The Hand-wrought Table-Silver

by M. Friss Moller

English summary reprinted from the 1945 Danish publication of the booklet “Solv” released by Aage Weimar.

(Aage Weimar was the son of silversmith Evald Nielsen and was born in 1902 [died in 1986]. He trained at Grann& Lagley and opened his own shop in 1936. In addition to being a silversmith in his own right, he also enjoyed a career as a write of crime novels.)

What is the reason when people prefer handmade table silver to machine made? Is it merely a sort of snobbery in people, complacent in the thought that they will not so frequently meet its equal, as they if they chose the prevailing machine made patterns?

No, that is not at all the reason. If you have a pure aesthetic sentiment towards the utilitarian articles of every day, you chose the hand made table silver for quite different motives.

Is there anything so pleasant as the feeling that a thing you have to work with is handy? Regard for once a joiner's tool, grasp it and notice the movement it is designed to make. You feel instantly that it fulfills its mission in a fashion which unites hand and tool in a higher unity.

How is it that table silver is often so badly balanced? Simply because a machine makes a spoon of equal thickness throughout, and this causes it to be quite wrong in the hand. The silversmith who shapes his spoon quite independently of any machine, can divide silver so that the spoon becomes heaviest down towards the bowl and it is this which gives the pleasant sense of balance.


Secondly, the silversmith can force a greater bulk of silver out into the edge of the bowl with his hammer than any machine is able to. The thick edge, which is later rounded, soft and fine, makes the spoon more pleasant to eat with - as opposed to the machine made spoons, the thin edge of which you often have a sensation of hurting you when you put it into your mouth.

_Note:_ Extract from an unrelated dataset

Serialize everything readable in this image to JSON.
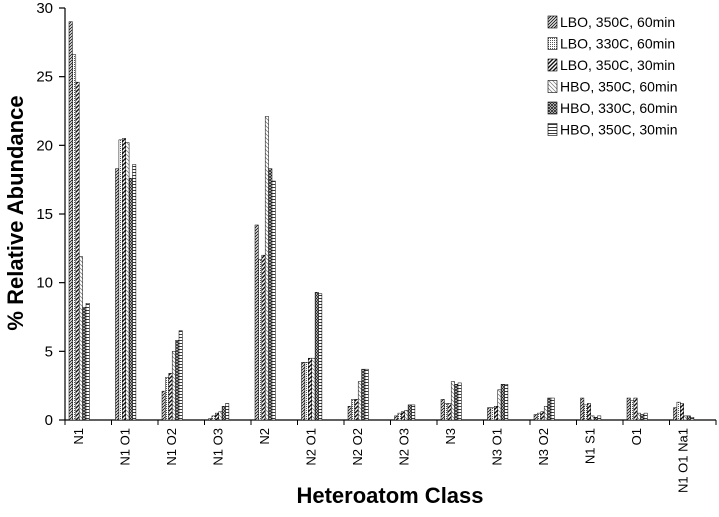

Finally, it deserves to be taken into consideration, that the handmade table silver in the long run is the most advantageous, because it is far stronger in use than the machine made. Table silver always has weak points, which only daily usage reveal. For instance, a fork is especially exposed on the piece where you place the forefinger when you thrust it into a piece of meat. The silversmith knows about the exposed places and takes care to make them especially solid, so that a breakage is avoided. If we look at a spoon the mentioned edge is, of course, a good guarantee against wear and tear.

Aage Weimar's hand-wrought table silver has besides all these excellent technical advantages a great number of artistic ones. He also works with the finely balanced effects from the point of appearance and so he attains an appeal to two senses at one and the same time: the sight as well as sense of touch.

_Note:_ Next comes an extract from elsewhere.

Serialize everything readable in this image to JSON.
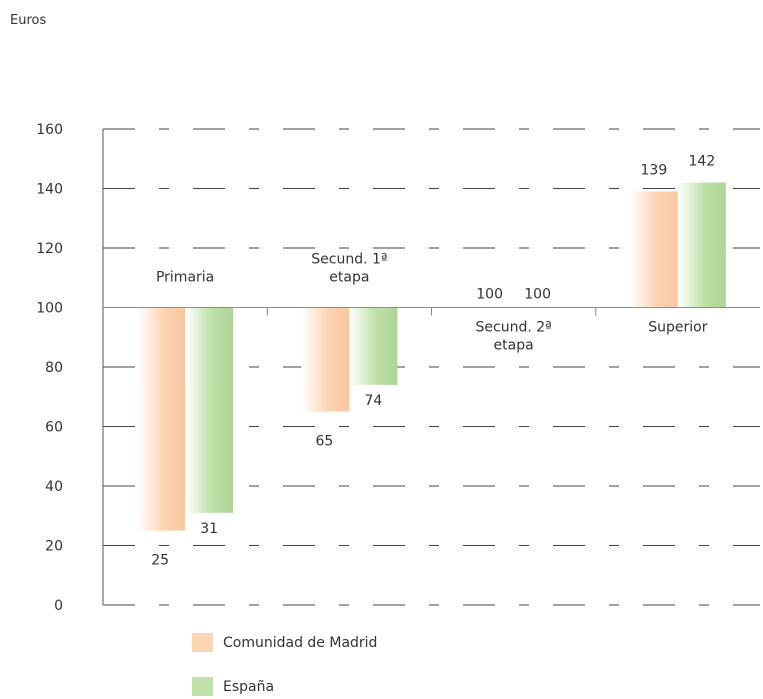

It is no coincidence that several of his sets of table silver have been sold to distinguished American museums for arts and crafts.


Concerning the artistic aspect of Aage Weimar's work, Viggo Sten Moller, the architect, writes in “New Magazine for Arts and Crafts”:

In his best work you perceive an urge to work with taught (sic.), balanced lines, to have his effects clearly worked out without employing “picturesque” methods, where the process n the production is to draw attention to the finished work. There is every reason first to mention his work with table silver. Of this he has made several models. The first, No. 29, has been sold to the Gallery of Art, Omaha Neb. U.S.A. In 1931. The sweep of the handle is well designed in spoon and fork, but is less good in the handle of the knife, where it reminds you of a gnomes hat.

In another, -No. 35, which has been sold to the Museum of Art, Providence, Rhode Isl., has been worked with quite smooth shapes and sliding, sweeping lines. The small notch between the handle and bowl which is probably reminiscent of the time when these two component parts were made separately has been removed there – you get an effect of hornspoons, the blade of the knife is quite short – but not too short. The top ends of the handle are perhaps rather sharp.

Aage Weimar has worked a good deal with smooth basins, where the severe line of the side and possibly the curve of a cover gives the entire tension in the article. It is a very exciting and difficult art, not least in silver. Sometimes the entirely smooth motif has been enriched by the placing of a small flower, a leaf or ornament, or by combining several materials, so that handles for instance are made in ebony or ivory, the covered silver dish – which has been sold to the Gallery of Art, Omaha – is an example of this. The form of the small table bell, the handle of which is of ebony, is most elegant.

Aage Weimar has made many small works in which he has attempted to combine shape and line with a reasonable price. That is an excellent test of the scope of gifts if such works also succeed.”